Castro slid deeper into the dark shadows as the helicopter passed and faded away. He heard a loudspeaker announcing that in honor of the national holiday, the area was closing at five o’clock.
By ten past, the shadows were deepening and he hadn’t heard a car go by on the road below him in a good twelve minutes. But the doctor had done his homework and knew better. At 5:20 p.m. one last car left the summit. It carried two guards, who stopped to lock a series of gates on the switchback road as they descended.
Feeling refreshed, Castro tightened down the straps on the pack and started climbing to the summit of Corcovado Mountain as the sun drifted lower and into a haze brought on by the heat. The doctor soon stopped by a fence that surrounded the observation terraces below the statue of Christ the Redeemer.
Bathed in a gold and copper light, the Redeemer was the iconic symbol of Rio and now the Olympic Games. The doctor felt, however, that the Christ had been hijacked to hawk Coca-Cola and Visa and the goods of other multinationals. He did not look up at the statue. He stayed on task.
Castro knew there were only three people left on the summit of Corcovado now. Two worked for NBC, a producer and a cameraman there to provide a long-lensed look at Rio by night. They’d be picked up later by helicopter.
The third person was Corcovado’s trusted watchman Pietro Gonzalez. Dr. Castro stood there patiently in the shadows until the watchman appeared on his rounds. Castro whistled softly to Gonzalez, whose daughter and son had died of Hydra the day before the World Cup final.

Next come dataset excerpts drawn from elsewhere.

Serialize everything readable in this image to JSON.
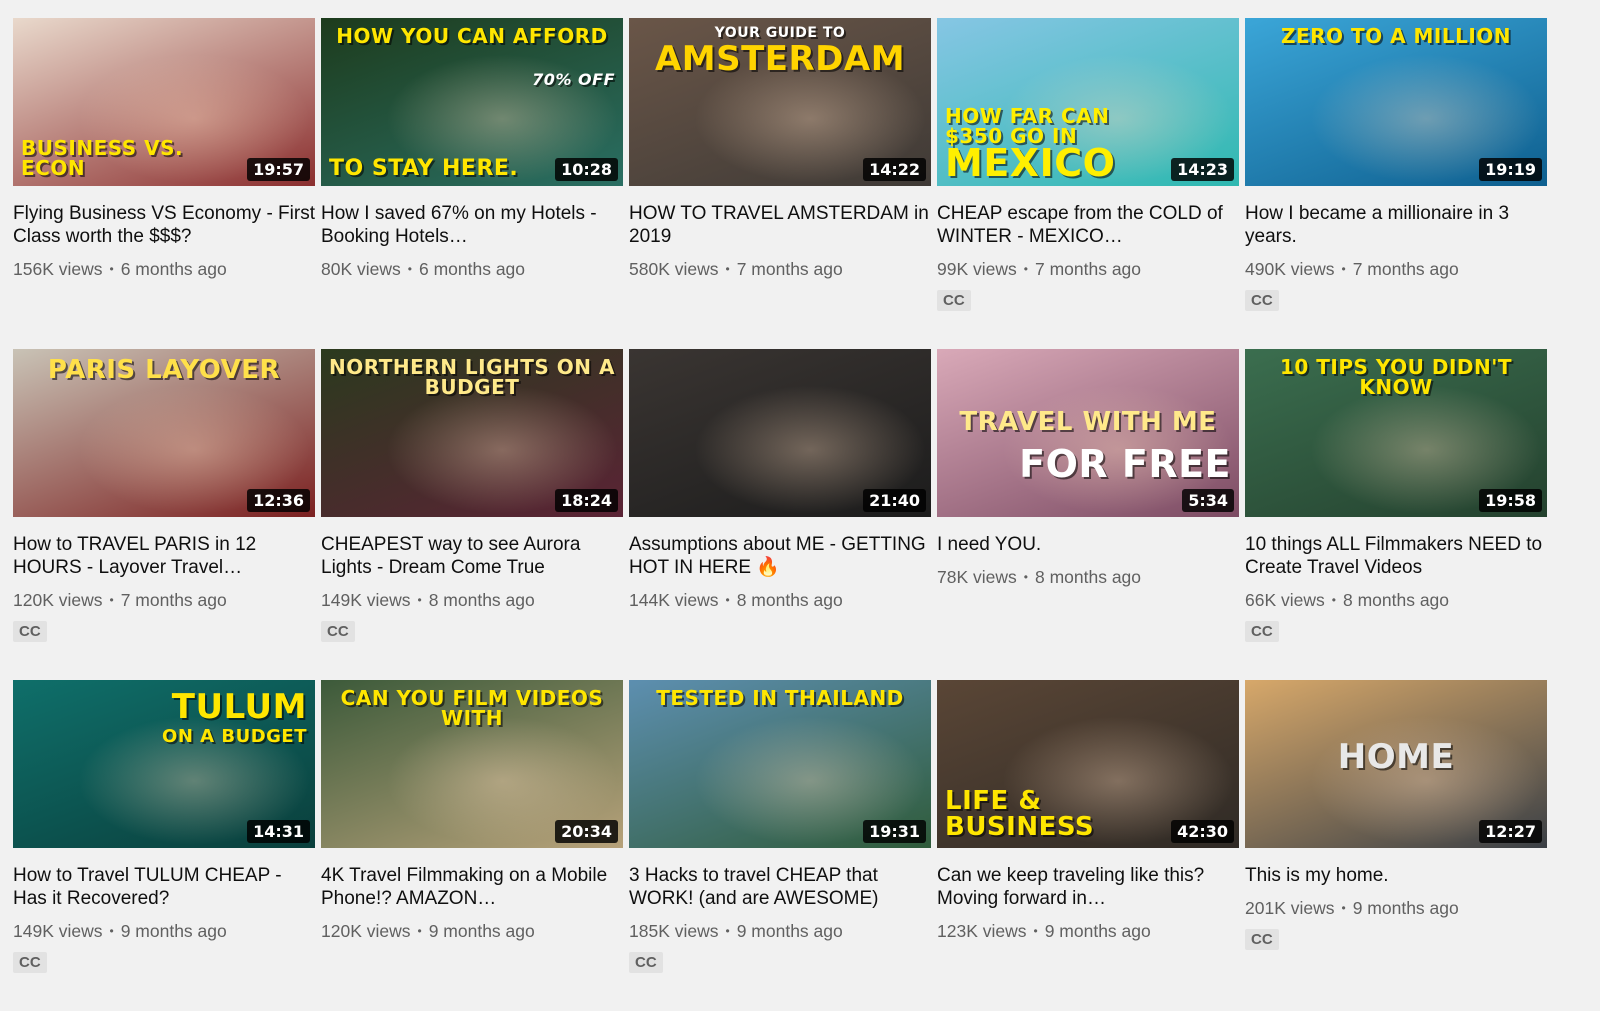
{
  "videos": [
    {
      "title": "Flying Business VS Economy - First Class worth the $$$?",
      "views": "156K views",
      "age": "6 months ago",
      "duration": "19:57",
      "cc": "",
      "overlay": "BUSINESS VS. ECON",
      "overlay_color": "#ffe600",
      "overlay_pos": "bottom",
      "bg": [
        "#e9d9cc",
        "#8b2f2f"
      ]
    },
    {
      "title": "How I saved 67% on my Hotels - Booking Hotels…",
      "views": "80K views",
      "age": "6 months ago",
      "duration": "10:28",
      "cc": "",
      "overlay": "HOW YOU CAN AFFORD",
      "overlay2": "TO STAY HERE.",
      "badge": "70% OFF",
      "overlay_color": "#ffe600",
      "overlay_pos": "top",
      "bg": [
        "#1d3b1c",
        "#2a6f63"
      ]
    },
    {
      "title": "HOW TO TRAVEL AMSTERDAM in 2019",
      "views": "580K views",
      "age": "7 months ago",
      "duration": "14:22",
      "cc": "",
      "overlay": "AMSTERDAM",
      "overlay_small": "YOUR GUIDE TO",
      "overlay_color": "#ffd400",
      "overlay_pos": "top",
      "bg": [
        "#6a5648",
        "#3f3a36"
      ]
    },
    {
      "title": "CHEAP escape from the COLD of WINTER - MEXICO…",
      "views": "99K views",
      "age": "7 months ago",
      "duration": "14:23",
      "cc": "CC",
      "overlay": "HOW FAR CAN $350 GO IN",
      "overlay2": "MEXICO",
      "overlay_color": "#ffef00",
      "overlay_pos": "bottom",
      "bg": [
        "#86c6e4",
        "#2eb8b0"
      ]
    },
    {
      "title": "How I became a millionaire in 3 years.",
      "views": "490K views",
      "age": "7 months ago",
      "duration": "19:19",
      "cc": "CC",
      "overlay": "ZERO TO A MILLION",
      "overlay_color": "#ffe600",
      "overlay_pos": "top",
      "bg": [
        "#3ba6d8",
        "#0e5f8f"
      ]
    },
    {
      "title": "How to TRAVEL PARIS in 12 HOURS - Layover Travel…",
      "views": "120K views",
      "age": "7 months ago",
      "duration": "12:36",
      "cc": "CC",
      "overlay": "PARIS LAYOVER",
      "overlay_color": "#ffe04a",
      "overlay_pos": "top",
      "bg": [
        "#c9c3b6",
        "#7b2020"
      ]
    },
    {
      "title": "CHEAPEST way to see Aurora Lights - Dream Come True",
      "views": "149K views",
      "age": "8 months ago",
      "duration": "18:24",
      "cc": "CC",
      "overlay": "NORTHERN LIGHTS ON A BUDGET",
      "overlay_color": "#ffe98a",
      "overlay_pos": "top",
      "bg": [
        "#2b3a1e",
        "#5b2335"
      ]
    },
    {
      "title": "Assumptions about ME - GETTING HOT IN HERE 🔥",
      "views": "144K views",
      "age": "8 months ago",
      "duration": "21:40",
      "cc": "",
      "overlay": "",
      "overlay_color": "#ffffff",
      "overlay_pos": "top",
      "bg": [
        "#3a3532",
        "#1c1c1c"
      ]
    },
    {
      "title": "I need YOU.",
      "views": "78K views",
      "age": "8 months ago",
      "duration": "5:34",
      "cc": "",
      "overlay": "TRAVEL WITH ME",
      "overlay2": "for FREE",
      "overlay_color": "#ffe98a",
      "overlay_pos": "middle",
      "bg": [
        "#d9a9b8",
        "#7c4b63"
      ]
    },
    {
      "title": "10 things ALL Filmmakers NEED to Create Travel Videos",
      "views": "66K views",
      "age": "8 months ago",
      "duration": "19:58",
      "cc": "CC",
      "overlay": "10 TIPS YOU DIDN'T KNOW",
      "overlay_color": "#ffe600",
      "overlay_pos": "top",
      "bg": [
        "#3b6e4f",
        "#24412e"
      ]
    },
    {
      "title": "How to Travel TULUM CHEAP - Has it Recovered?",
      "views": "149K views",
      "age": "9 months ago",
      "duration": "14:31",
      "cc": "CC",
      "overlay": "TULUM",
      "overlay2": "ON A BUDGET",
      "overlay_color": "#ffe600",
      "overlay_pos": "right",
      "bg": [
        "#0f6f6a",
        "#0a3f3c"
      ]
    },
    {
      "title": "4K Travel Filmmaking on a Mobile Phone!? AMAZON…",
      "views": "120K views",
      "age": "9 months ago",
      "duration": "20:34",
      "cc": "",
      "overlay": "CAN YOU FILM VIDEOS WITH",
      "overlay_color": "#ffe600",
      "overlay_pos": "top",
      "bg": [
        "#3c5a3a",
        "#b7a27a"
      ]
    },
    {
      "title": "3 Hacks to travel CHEAP that WORK! (and are AWESOME)",
      "views": "185K views",
      "age": "9 months ago",
      "duration": "19:31",
      "cc": "CC",
      "overlay": "TESTED IN THAILAND",
      "overlay_color": "#ffe600",
      "overlay_pos": "top",
      "bg": [
        "#5d8fb0",
        "#2f5b3a"
      ]
    },
    {
      "title": "Can we keep traveling like this? Moving forward in…",
      "views": "123K views",
      "age": "9 months ago",
      "duration": "42:30",
      "cc": "",
      "overlay": "LIFE & BUSINESS",
      "overlay_color": "#ffe600",
      "overlay_pos": "bottom",
      "bg": [
        "#5a4636",
        "#2f2a25"
      ]
    },
    {
      "title": "This is my home.",
      "views": "201K views",
      "age": "9 months ago",
      "duration": "12:27",
      "cc": "CC",
      "overlay": "HOME",
      "overlay_color": "#e8e8e8",
      "overlay_pos": "middle",
      "bg": [
        "#d7a86a",
        "#3a3f45"
      ]
    }
  ]
}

Gonzalez stopped and signaled to Castro to wait. The doctor heard another helicopter circling, filming footage of the statue for the global audience.
How many would watch the opening ceremony? Castro had heard as many as a billion people.
That would do it, he thought. A billion people will get the message shoved right down their throats.
Finally Pietro gestured to him to hurry. Castro came up and over the rail, followed the security guard to a door on the back of the pedestal that supported the statue of the Redeemer.
Pietro had a key ready; he twisted it in the lock and pulled the door open.
Castro said, “Thank you, my friend.”
“For my babies and your wife, and all of the oppressed,” Pietro said, handing the doctor a headlamp and a small jar of gray makeup.
Chapter 93
Friday, August 5, 2016
5:40 p.m.
One Hour and Twenty Minutes Before the Olympic Games Open
“We’ve got about ten minutes of usable light left,” General da Silva said, grunting in frustration from the copilot’s seat of a Brazilian army 36 AS350 helicopter, a nimble four-seater with a cruising speed of a hundred and fifty miles an hour.
Lieutenant Acosta and I rode in the back. We’d spent the better part of an hour flying over the most likely routes Dr. Castro could have taken through the mountainous jungle between Laranjeiras and Estação.
The pilot had flown us right above the rain-forest canopy, where we did our best to peer through the dense vegetation, hoping to catch a glimpse of the doctor and his backpack. In most places the cover was too thick to see anything. Even in those areas where it thinned, the winter jungle was as much gray pastels as greens. If he was wearing gray, he’d be all but invisible down there.